The intended user flow is:

give the library a feature matrix and target
let Table decide how to represent the data
call the unified train(...) entrypoint
use predict(...) on raw inference data rather than rebuilding a training table
optionally inspect used_feature_indices to see what the trained model actually depends on
optionally call optimize_inference(...) when scoring is performance-critical
serialize the semantic model or snapshot the optimized runtime depending on deployment needs

That is why the API is organized around Table, train, predict, optimize_inference, and serialize, rather than around many learner-specific classes.

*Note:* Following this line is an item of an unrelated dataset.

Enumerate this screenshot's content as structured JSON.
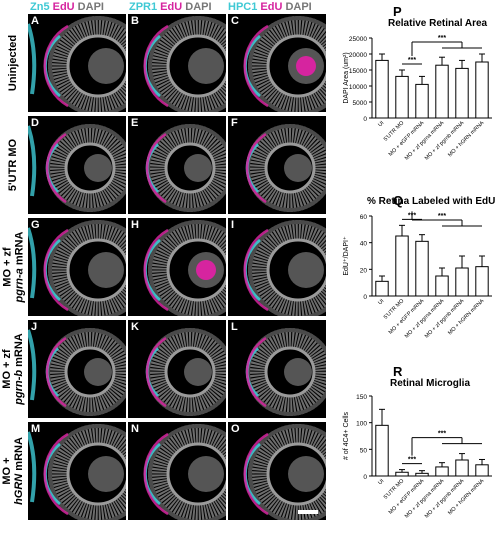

The most important conceptual distinction is:

Table is primarily for training-time normalization and preprocessing
inference should usually consume raw user-facing inputs directly
optimized inference derives its own projected runtime representation from the trained model

One more behavioral detail matters in practice:

missing values are assigned to a separate training bin per feature
candidate splits are chosen from the non-missing bins
after the best observed split is found, the learner evaluates routing missing rows left vs right and stores the better choice
if a split feature had no missing values at training time, a later missing value falls back to the node prediction: majority class for classification and node mean for regression

If you enable split_strategy="oblique" for cart or randomized, the split itself becomes a sparse two-feature linear test, and missing routing is learned independently for each participating feature.